18. Structure Activity Relationships
Structural activity relationships (SARs) “seek to predict the adverse biological effects of chemicals based on their structure.” The chapter touches on both qualitative and quantitative (QSAR) models. The author notes that “A detailed review of even the major methodologies available for SAR/QSAR modeling in toxicology is beyond the scope of this book.” The purpose of this very brief chapter is to introduce the basic ideas.
19. Good Laboratory Practice
This is one of the two new chapters in the book, chapter 20 being the other. To paraphrase the text, GLP is concerned with standardized documentation and procedure compliance monitoring to assure the quality and integrity of nonclinical test data. Anyone who works in this field understands the importance of proper documentation. This reviewer has significant experience in complying with GLP requirements for statistical software development and can testify from personal experience that a good grasp of GLP requirements is essential for keeping a laboratory in business. Useful and up-to-date references are provided.

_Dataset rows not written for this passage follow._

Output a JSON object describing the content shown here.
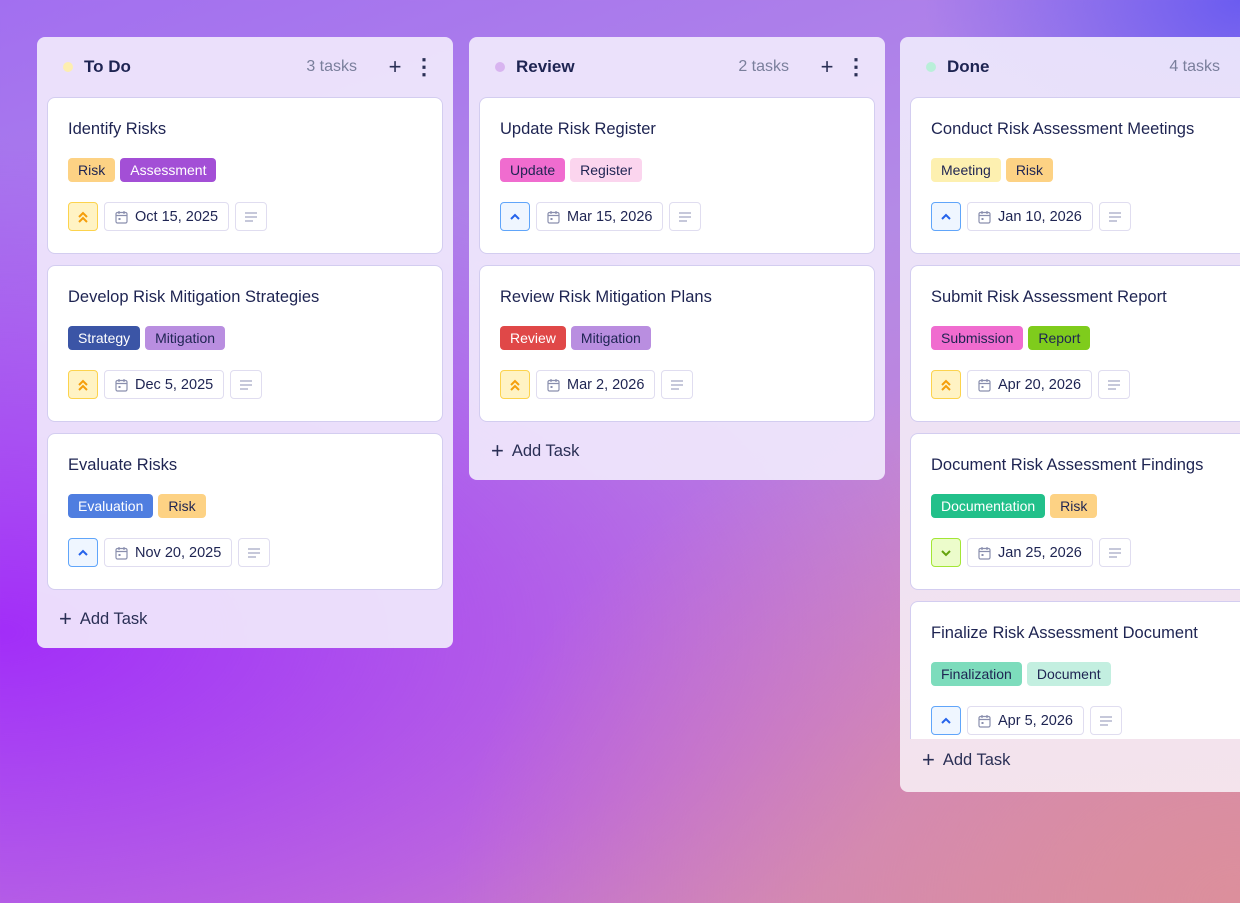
{
  "columns": [
    {
      "id": "todo",
      "title": "To Do",
      "count": "3 tasks",
      "dot_color": "#fdeeb0",
      "show_actions": true,
      "add_label": "Add Task",
      "cards": [
        {
          "title": "Identify Risks",
          "priority": "high",
          "date": "Oct 15, 2025",
          "tags": [
            {
              "label": "Risk",
              "bg": "#fdd284",
              "fg": "#1e2452"
            },
            {
              "label": "Assessment",
              "bg": "#a34fd6",
              "fg": "#ffffff"
            }
          ]
        },
        {
          "title": "Develop Risk Mitigation Strategies",
          "priority": "high",
          "date": "Dec 5, 2025",
          "tags": [
            {
              "label": "Strategy",
              "bg": "#3b55a6",
              "fg": "#ffffff"
            },
            {
              "label": "Mitigation",
              "bg": "#b98ee0",
              "fg": "#1e2452"
            }
          ]
        },
        {
          "title": "Evaluate Risks",
          "priority": "medium",
          "date": "Nov 20, 2025",
          "tags": [
            {
              "label": "Evaluation",
              "bg": "#4f7ee0",
              "fg": "#ffffff"
            },
            {
              "label": "Risk",
              "bg": "#fdd284",
              "fg": "#1e2452"
            }
          ]
        }
      ]
    },
    {
      "id": "review",
      "title": "Review",
      "count": "2 tasks",
      "dot_color": "#d8b4f0",
      "show_actions": true,
      "add_label": "Add Task",
      "cards": [
        {
          "title": "Update Risk Register",
          "priority": "medium",
          "date": "Mar 15, 2026",
          "tags": [
            {
              "label": "Update",
              "bg": "#f06ccf",
              "fg": "#1e2452"
            },
            {
              "label": "Register",
              "bg": "#fbd5ee",
              "fg": "#1e2452"
            }
          ]
        },
        {
          "title": "Review Risk Mitigation Plans",
          "priority": "high",
          "date": "Mar 2, 2026",
          "tags": [
            {
              "label": "Review",
              "bg": "#e04848",
              "fg": "#ffffff"
            },
            {
              "label": "Mitigation",
              "bg": "#b98ee0",
              "fg": "#1e2452"
            }
          ]
        }
      ]
    },
    {
      "id": "done",
      "title": "Done",
      "count": "4 tasks",
      "dot_color": "#b9efd9",
      "show_actions": false,
      "add_label": "Add Task",
      "cards": [
        {
          "title": "Conduct Risk Assessment Meetings",
          "priority": "medium",
          "date": "Jan 10, 2026",
          "tags": [
            {
              "label": "Meeting",
              "bg": "#fdf0b0",
              "fg": "#1e2452"
            },
            {
              "label": "Risk",
              "bg": "#fdd284",
              "fg": "#1e2452"
            }
          ]
        },
        {
          "title": "Submit Risk Assessment Report",
          "priority": "high",
          "date": "Apr 20, 2026",
          "tags": [
            {
              "label": "Submission",
              "bg": "#f06ccf",
              "fg": "#1e2452"
            },
            {
              "label": "Report",
              "bg": "#7fcc1c",
              "fg": "#1e2452"
            }
          ]
        },
        {
          "title": "Document Risk Assessment Findings",
          "priority": "low",
          "date": "Jan 25, 2026",
          "tags": [
            {
              "label": "Documentation",
              "bg": "#22c08a",
              "fg": "#ffffff"
            },
            {
              "label": "Risk",
              "bg": "#fdd284",
              "fg": "#1e2452"
            }
          ]
        },
        {
          "title": "Finalize Risk Assessment Document",
          "priority": "medium",
          "date": "Apr 5, 2026",
          "tags": [
            {
              "label": "Finalization",
              "bg": "#7ddcbc",
              "fg": "#1e2452"
            },
            {
              "label": "Document",
              "bg": "#c3efe0",
              "fg": "#1e2452"
            }
          ]
        }
      ]
    }
  ],
  "priority_styles": {
    "high": {
      "icon": "double-chevron-up-icon",
      "bg": "#fff3c4",
      "border": "#fcd34d",
      "color": "#f59e0b"
    },
    "medium": {
      "icon": "chevron-up-icon",
      "bg": "#eff6ff",
      "border": "#60a5fa",
      "color": "#2563eb"
    },
    "low": {
      "icon": "chevron-down-icon",
      "bg": "#ecfccb",
      "border": "#a3e635",
      "color": "#65a30d"
    }
  }
}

20. Areas of Controversy in Statistics as Used for Toxicology
Four pages are devoted to areas of controversy and hardly touch on areas of current controversy. The issue of one-sided versus two-sided tests is not a pressing issue today, neither is censoring nor unbalanced designs or the use of computerized statistical packages. These are the only “controversial” topics mentioned. Of far greater interest today are (1) the issue of whether hypothesis testing (NOAEL) should be replaced by regression analysis (ECx); (2) whether the very complex biologically based models of S.A.L.M Kooijjman and his school are sufficiently well developed to enter the main stream; (3) what distribution should be used for SSDs and, indeed, whether the SSD approach to risk assessment is a good tool for environmental risk assessment; (4) how does one distinguish between variability and uncertainty in modeling and, more generally, in risk assessment; and how does one quantify these two concepts; (5) the role of Bayesian methods in analysis, especially in the area of risk assessment.
Summary
As an introduction to basic ideas in toxicology for the pharmaceutical industry, this is an interesting reference. For toxicologists in the chemical industry, this is less interesting, but still applicable. It is not really a how-to book on statistics or toxicology, though it certainly introduces numerous topics from both areas of knowledge.
However, it is out of date even in this new edition. It will certainly not satisfy a statistician, nor does it claim to be directed at that audience. My concern as a statistician in the field of toxicology is that it will in some instances give a false sense of what statistical tools are appropriate and this could lead to unhelpful interactions with statistical personnel. In my 18-year career in this field, I have run into this sort of issue on several occasions. Although that is an occupational hazard, the toxicologist could have been better served by a more up-to-date treatment. I would conclude that it does not meet either its stated goal or ambition quoted at the beginning of this review.
Footnotes
1
Westfall, P. H., R. D. Tobias, D. Rom, R. D. Wolfinger, and Y. Hochberg. 1999. Multiple comparisons and multiple tests. Cary, NC: SAS Institute.
2
Hochberg, Y., and A. C. Tamhane. 1987. Multiple comparison procedures. New York: Wiley.